Di Festival Literasi Indonesia dalam rangka Peringatan Hari Aksara Internasional di Makassar tahun 2019, saya berkesempatan berbincang banyak dengan Badaruddin Amir. Diusianya setengah abad lebih, ia masih layaknya penulis pemula yang senang mencoba beragam tantangan. Ia membacakan langsung cerpennya. Saya dan seorang kawan, M Galang Pratama takzim mendengarnya bermonolog.
Risalah (Gora Pustaka: 2019) merupakan kumcer ketiganya yang dibubuhi kata pengantar Maman S Mahayana. "...Kumpulan cerpen karya Badaruddin Amir ini cukup menarik dijadikan contoh kasus bahwa cerpen dapat dikemas seperti permainan..." Tulis Maman.
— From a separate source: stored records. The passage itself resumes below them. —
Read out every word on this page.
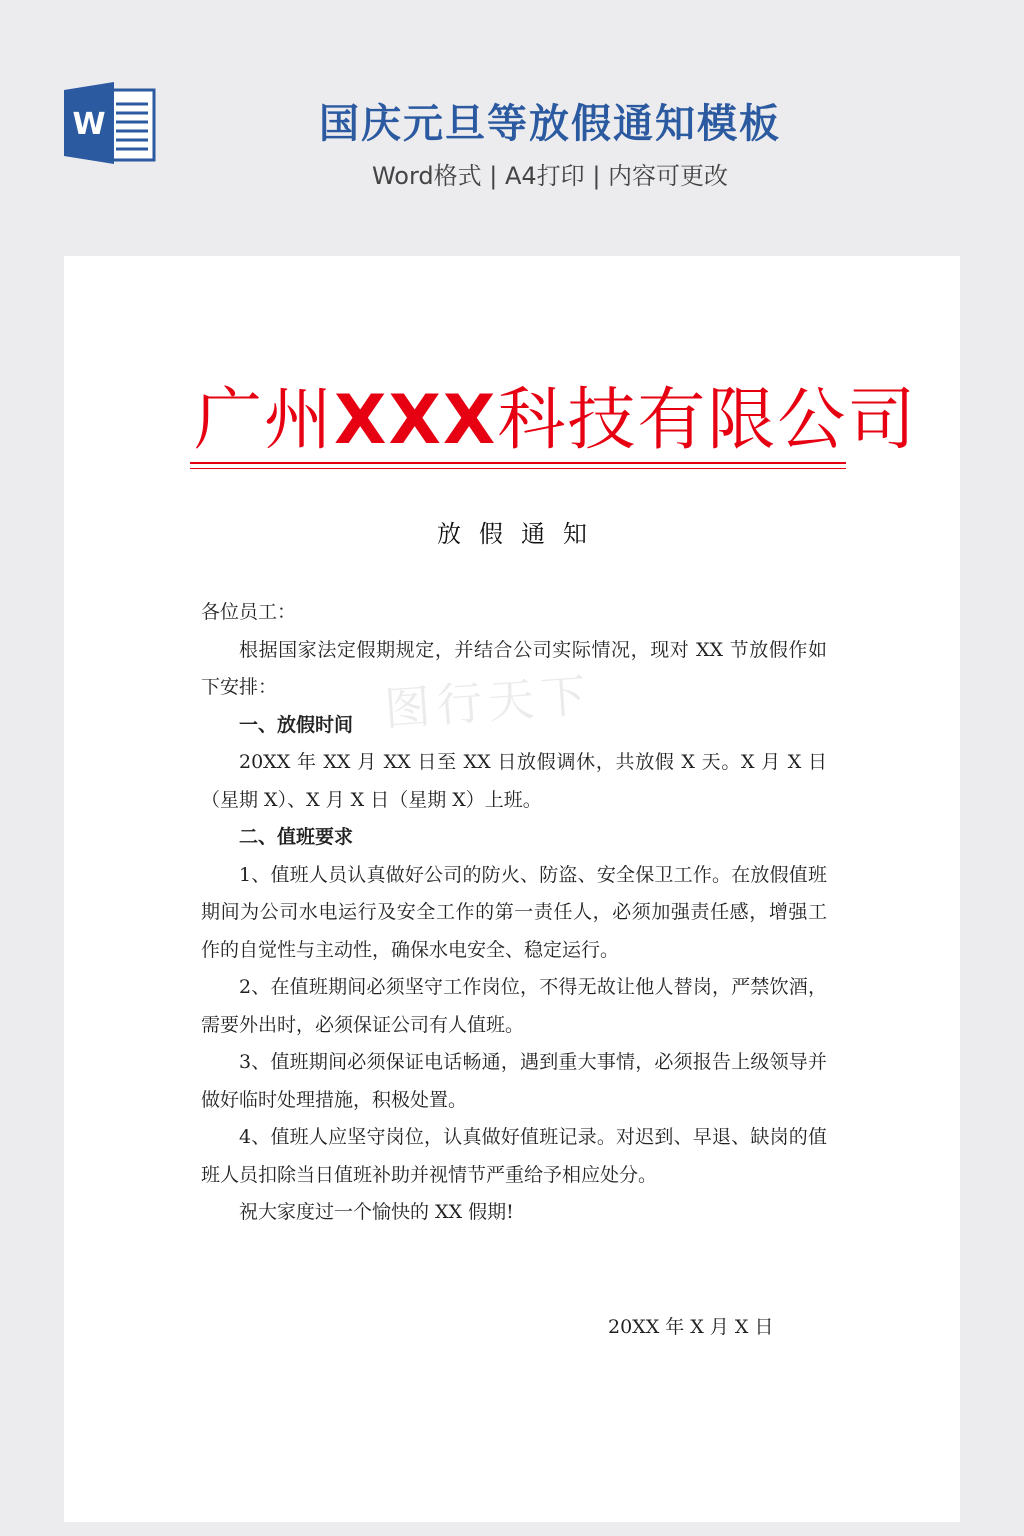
W	国庆元旦等放假通知模板
Word格式 | A4打印 | 内容可更改
图行天下
广州XXX科技有限公司
放假通知

各位员工：

根据国家法定假期规定，并结合公司实际情况，现对 XX 节放假作如下安排：

一、放假时间

20XX 年 XX 月 XX 日至 XX 日放假调休，共放假 X 天。X 月 X 日（星期 X）、X 月 X 日（星期 X）上班。

二、值班要求

1、值班人员认真做好公司的防火、防盗、安全保卫工作。在放假值班期间为公司水电运行及安全工作的第一责任人，必须加强责任感，增强工作的自觉性与主动性，确保水电安全、稳定运行。

2、在值班期间必须坚守工作岗位，不得无故让他人替岗，严禁饮酒，需要外出时，必须保证公司有人值班。

3、值班期间必须保证电话畅通，遇到重大事情，必须报告上级领导并做好临时处理措施，积极处置。

4、值班人应坚守岗位，认真做好值班记录。对迟到、早退、缺岗的值班人员扣除当日值班补助并视情节严重给予相应处分。

祝大家度过一个愉快的 XX 假期!

20XX 年 X 月 X 日
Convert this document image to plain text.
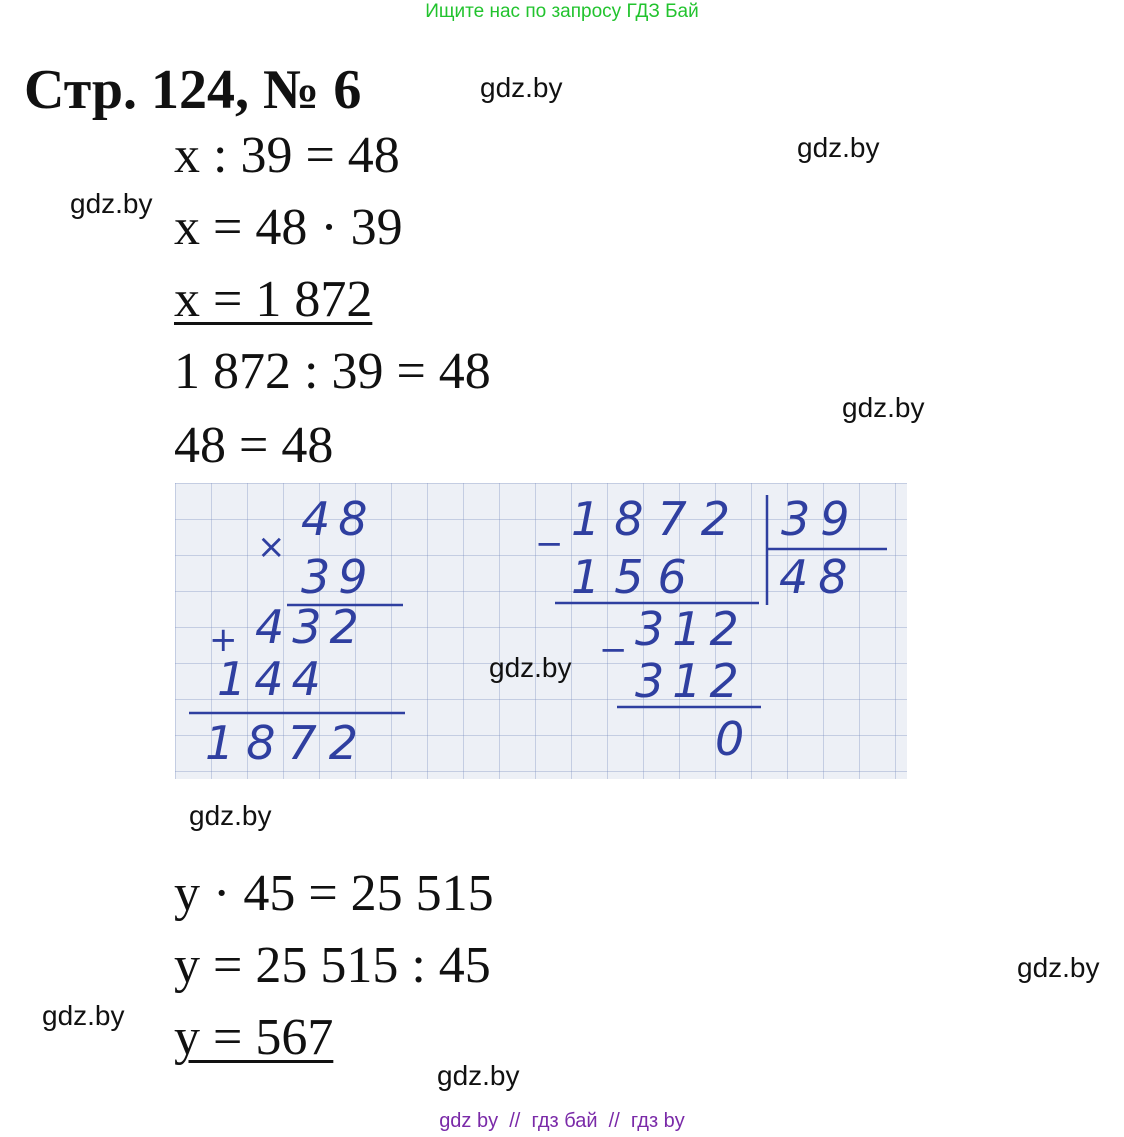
Ищите нас по запросу ГДЗ Бай
Стр. 124, № 6
x : 39 = 48
x = 48 · 39
x = 1 872
1 872 : 39 = 48
48 = 48
×
48
39
+ 432
144
1872
− 1872 39
156 48
− 312
312
0
y · 45 = 25 515
y = 25 515 : 45
y = 567
gdz.by
gdz.by
gdz.by
gdz.by
gdz.by
gdz.by
gdz.by
gdz.by
gdz.by
gdz by  //  гдз бай  //  гдз by
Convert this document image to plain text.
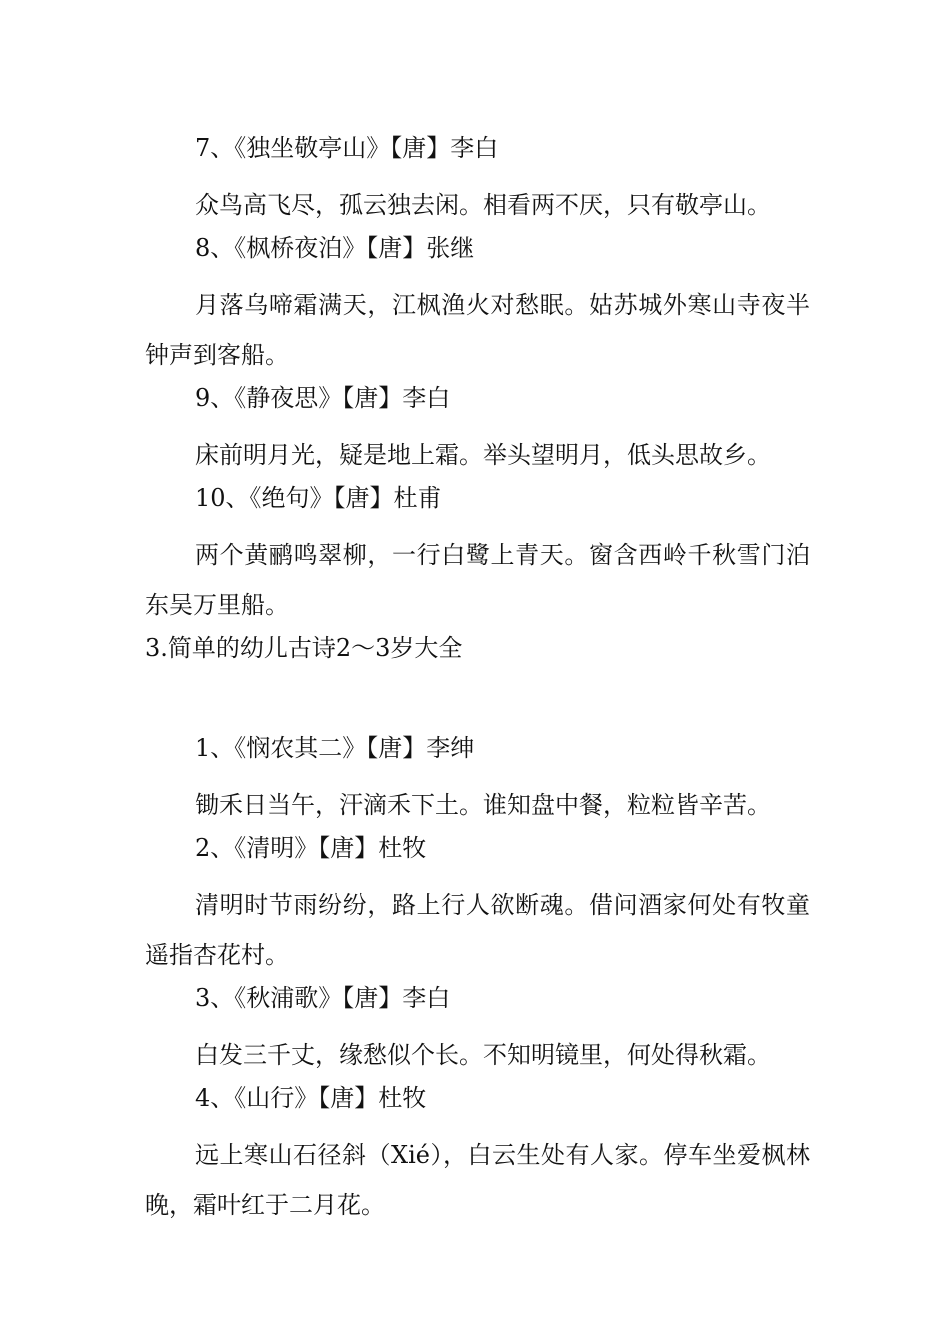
7、《独坐敬亭山》【唐】李白

众鸟高飞尽，孤云独去闲。相看两不厌，只有敬亭山。

8、《枫桥夜泊》【唐】张继

月落乌啼霜满天，江枫渔火对愁眠。姑苏城外寒山寺夜半钟声到客船。

9、《静夜思》【唐】李白

床前明月光，疑是地上霜。举头望明月，低头思故乡。

10、《绝句》【唐】杜甫

两个黄鹂鸣翠柳，一行白鹭上青天。窗含西岭千秋雪门泊东吴万里船。

3.简单的幼儿古诗2～3岁大全

1、《悯农其二》【唐】李绅

锄禾日当午，汗滴禾下土。谁知盘中餐，粒粒皆辛苦。

2、《清明》【唐】杜牧

清明时节雨纷纷，路上行人欲断魂。借问酒家何处有牧童遥指杏花村。

3、《秋浦歌》【唐】李白

白发三千丈，缘愁似个长。不知明镜里，何处得秋霜。

4、《山行》【唐】杜牧

远上寒山石径斜（Xié），白云生处有人家。停车坐爱枫林晚，霜叶红于二月花。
Memilih cerpen Pak Badar, begitu saya menyapanya, yang mengantarkan namanya diingat di publik sastra ialah Latopajoko. Sayang, cerpen itu terangkum di kumcer Latopajoko dan Anjing Kasmaran (Akar Indonesia: 2007) dan sudah langkah.
Di kumcer Risalah ini terangkum 18 kisah yang menawan dan menampilkan kesahajaan. Pak Badar meminjam lanskap dongeng di beberapa cerpen dan di cerpen lain bertutur licin.
_
Saya lupa, apakah nama Wawan Mattaliu lebih dulu saya ingat sebagai politikus yang duduk selaku anggota DPRD Provinsi Sulawesi Selatan, ataukah lebih awal namanya terimpit di rak lewat kumcernya, Warisan (Tomanurung: 2004).
Saya juga lupa dari mana memperoleh kumcer ini. Apakah saya membelinya di toko buku atau menemukannya di sekretariat UKM Seni UMI (Universitas Muslim Indonesia). Biasanya saya menandai harga buku yang sudah terbeli dengan kode tertentu, tetapi tidak menemukan hal itu di lembaran kumcer ini. Hanya tertera keterangan tanggal, bulan, dan tahun mendekapnya: 2004.
Jika membaca ulang kumcer ini, serasa bukan membaca catatan Wawan di akun Facebooknya. Ada hal yang begitu berbeda. Sejumlah cerpennya memberikan banyak potongan peristiwa untuk diterka.
Selain Warisan, saya memilih cerpen Perempuan yang menurut saya menujukkan fokus Wawan membangun struktur cerita yang bertumpu pada potongan peristiwa yang tidak semuanya diceritakan.